Monday, August 27, 2012

java spurious wakeups

What are spurious wakeups ?
In java , a thread t is put into waitset of an object 'a' by calling a.wait();
To be selected to be removed from a's waitset , there should be a call to a.notify / a.notifyAll from another thread.This is an example for explicit wake up(Which most programmers are aware of and think that this is the only possible way to wake up a waiting thread).

Note from JLS :
 An internal action by the implementation. Implementations are permitted, although not encouraged, to perform "spurious wake-ups", that is, to remove threads from wait sets and thus enable resumption without explicit instructions to do so.
Notice that this provision necessitates the Java coding practice of using wait only within loops that terminate only when some logical condition that the thread is waiting for holds.

 What it means ?
JVM implementation are given flexibility to wakeup a thread even when there is no explicit calls to either notify or notifyAll.Such wakeups, which are possible , are called spurious wakeups.

Consider the following code , for simplicity sake removed try catch blocks:

void method(){
  synchronized(a){
      if(cond / buffer empty){
         a.wait() ;
         //do some task asuming buffer is not empty.
      }
  }
}

In JVM where spurious wakeups are possible, consider the the case when the thread t is woke up spuriously , the following task assuming that buffer is not empty might break the program.
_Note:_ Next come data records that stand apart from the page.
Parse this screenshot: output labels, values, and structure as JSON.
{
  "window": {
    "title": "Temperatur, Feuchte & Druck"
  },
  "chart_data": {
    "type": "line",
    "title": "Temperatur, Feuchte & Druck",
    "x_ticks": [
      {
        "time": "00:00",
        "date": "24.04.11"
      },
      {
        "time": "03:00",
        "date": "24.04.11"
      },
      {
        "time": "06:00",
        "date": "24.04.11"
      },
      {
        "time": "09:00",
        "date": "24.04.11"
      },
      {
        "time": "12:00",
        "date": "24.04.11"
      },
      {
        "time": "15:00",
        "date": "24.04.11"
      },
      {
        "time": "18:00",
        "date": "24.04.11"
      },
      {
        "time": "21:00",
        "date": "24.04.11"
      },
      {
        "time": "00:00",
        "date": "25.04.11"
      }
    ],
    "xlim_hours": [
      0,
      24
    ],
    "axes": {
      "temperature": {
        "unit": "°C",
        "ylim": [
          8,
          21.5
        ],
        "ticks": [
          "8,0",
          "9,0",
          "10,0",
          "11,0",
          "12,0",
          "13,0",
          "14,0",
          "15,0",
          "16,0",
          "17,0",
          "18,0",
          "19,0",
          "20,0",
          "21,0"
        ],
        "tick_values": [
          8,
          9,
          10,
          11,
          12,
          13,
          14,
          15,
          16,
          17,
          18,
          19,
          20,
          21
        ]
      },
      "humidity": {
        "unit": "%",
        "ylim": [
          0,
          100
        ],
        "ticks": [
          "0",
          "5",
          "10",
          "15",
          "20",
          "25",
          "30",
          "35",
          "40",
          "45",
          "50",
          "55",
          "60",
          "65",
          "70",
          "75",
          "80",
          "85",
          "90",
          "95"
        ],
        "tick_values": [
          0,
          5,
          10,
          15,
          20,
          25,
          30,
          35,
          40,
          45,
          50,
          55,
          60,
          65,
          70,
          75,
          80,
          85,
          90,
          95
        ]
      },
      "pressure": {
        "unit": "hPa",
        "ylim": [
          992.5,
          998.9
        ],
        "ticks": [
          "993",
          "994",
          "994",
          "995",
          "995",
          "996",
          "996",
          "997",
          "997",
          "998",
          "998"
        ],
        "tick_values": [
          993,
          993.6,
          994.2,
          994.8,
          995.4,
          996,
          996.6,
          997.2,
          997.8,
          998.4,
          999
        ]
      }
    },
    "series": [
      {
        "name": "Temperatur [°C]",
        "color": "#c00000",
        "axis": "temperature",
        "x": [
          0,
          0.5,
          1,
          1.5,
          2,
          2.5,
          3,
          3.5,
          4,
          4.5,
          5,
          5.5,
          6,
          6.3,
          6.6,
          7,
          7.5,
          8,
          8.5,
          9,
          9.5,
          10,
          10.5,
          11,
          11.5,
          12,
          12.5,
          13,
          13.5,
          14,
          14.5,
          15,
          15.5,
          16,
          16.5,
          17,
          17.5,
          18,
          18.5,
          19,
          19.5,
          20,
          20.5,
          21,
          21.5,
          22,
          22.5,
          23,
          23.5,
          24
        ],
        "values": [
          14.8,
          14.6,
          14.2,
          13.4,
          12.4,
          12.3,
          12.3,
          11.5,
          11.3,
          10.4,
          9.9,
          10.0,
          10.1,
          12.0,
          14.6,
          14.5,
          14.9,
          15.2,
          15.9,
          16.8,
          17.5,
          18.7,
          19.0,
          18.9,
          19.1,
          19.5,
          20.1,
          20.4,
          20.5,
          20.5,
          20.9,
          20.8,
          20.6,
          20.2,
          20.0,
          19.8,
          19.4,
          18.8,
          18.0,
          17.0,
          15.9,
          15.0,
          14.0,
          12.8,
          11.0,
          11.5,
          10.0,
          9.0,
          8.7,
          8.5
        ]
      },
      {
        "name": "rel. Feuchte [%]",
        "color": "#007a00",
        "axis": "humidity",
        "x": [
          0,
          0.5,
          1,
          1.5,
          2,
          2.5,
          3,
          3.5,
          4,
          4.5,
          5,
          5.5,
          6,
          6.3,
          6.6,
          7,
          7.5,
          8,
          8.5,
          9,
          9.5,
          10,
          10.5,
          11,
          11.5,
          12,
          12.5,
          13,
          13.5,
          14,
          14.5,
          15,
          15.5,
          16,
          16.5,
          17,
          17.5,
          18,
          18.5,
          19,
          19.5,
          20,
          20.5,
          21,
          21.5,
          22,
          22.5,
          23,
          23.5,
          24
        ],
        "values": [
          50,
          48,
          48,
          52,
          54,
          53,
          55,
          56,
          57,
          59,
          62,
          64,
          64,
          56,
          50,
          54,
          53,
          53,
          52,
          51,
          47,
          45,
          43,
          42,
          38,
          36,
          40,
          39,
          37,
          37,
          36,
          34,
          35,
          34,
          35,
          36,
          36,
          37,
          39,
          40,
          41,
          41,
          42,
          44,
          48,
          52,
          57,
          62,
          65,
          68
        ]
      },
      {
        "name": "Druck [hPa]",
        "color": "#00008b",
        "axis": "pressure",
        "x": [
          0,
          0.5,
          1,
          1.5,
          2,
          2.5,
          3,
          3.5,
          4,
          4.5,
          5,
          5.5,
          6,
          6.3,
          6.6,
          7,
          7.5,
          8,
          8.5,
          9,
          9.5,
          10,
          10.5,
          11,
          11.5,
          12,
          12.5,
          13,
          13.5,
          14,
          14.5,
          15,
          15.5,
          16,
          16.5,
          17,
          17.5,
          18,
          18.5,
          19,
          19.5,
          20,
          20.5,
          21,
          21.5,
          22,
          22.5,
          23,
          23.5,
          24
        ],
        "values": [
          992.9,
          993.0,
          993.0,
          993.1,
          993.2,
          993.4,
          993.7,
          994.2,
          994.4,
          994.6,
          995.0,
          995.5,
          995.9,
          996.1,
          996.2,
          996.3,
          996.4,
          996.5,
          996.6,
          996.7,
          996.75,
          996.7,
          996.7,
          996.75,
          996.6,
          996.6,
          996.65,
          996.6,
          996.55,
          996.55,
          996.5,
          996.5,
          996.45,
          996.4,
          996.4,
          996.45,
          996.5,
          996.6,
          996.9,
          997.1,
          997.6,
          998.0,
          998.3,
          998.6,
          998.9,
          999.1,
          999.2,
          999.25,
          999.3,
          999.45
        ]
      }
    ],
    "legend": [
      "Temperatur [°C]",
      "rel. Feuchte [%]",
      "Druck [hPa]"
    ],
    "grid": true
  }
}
We have written the code assuming that there are no spurious wakeups allowed.Our code is sure to break in environments where such wakeups are allowed.Our code is not guarded.

So when writing code that waits guard your programs against spurious wakeups,

void method(){
  synchronized(a){
      while(cond / buffer empty){
         a.wait() ;
      }
      //do some task asuming buffer is not empty.
  }
}

In the above code, even when a thread is spuriously woke up, if the condition is  not met we are gonna wait again guarding us against spurious wakeups.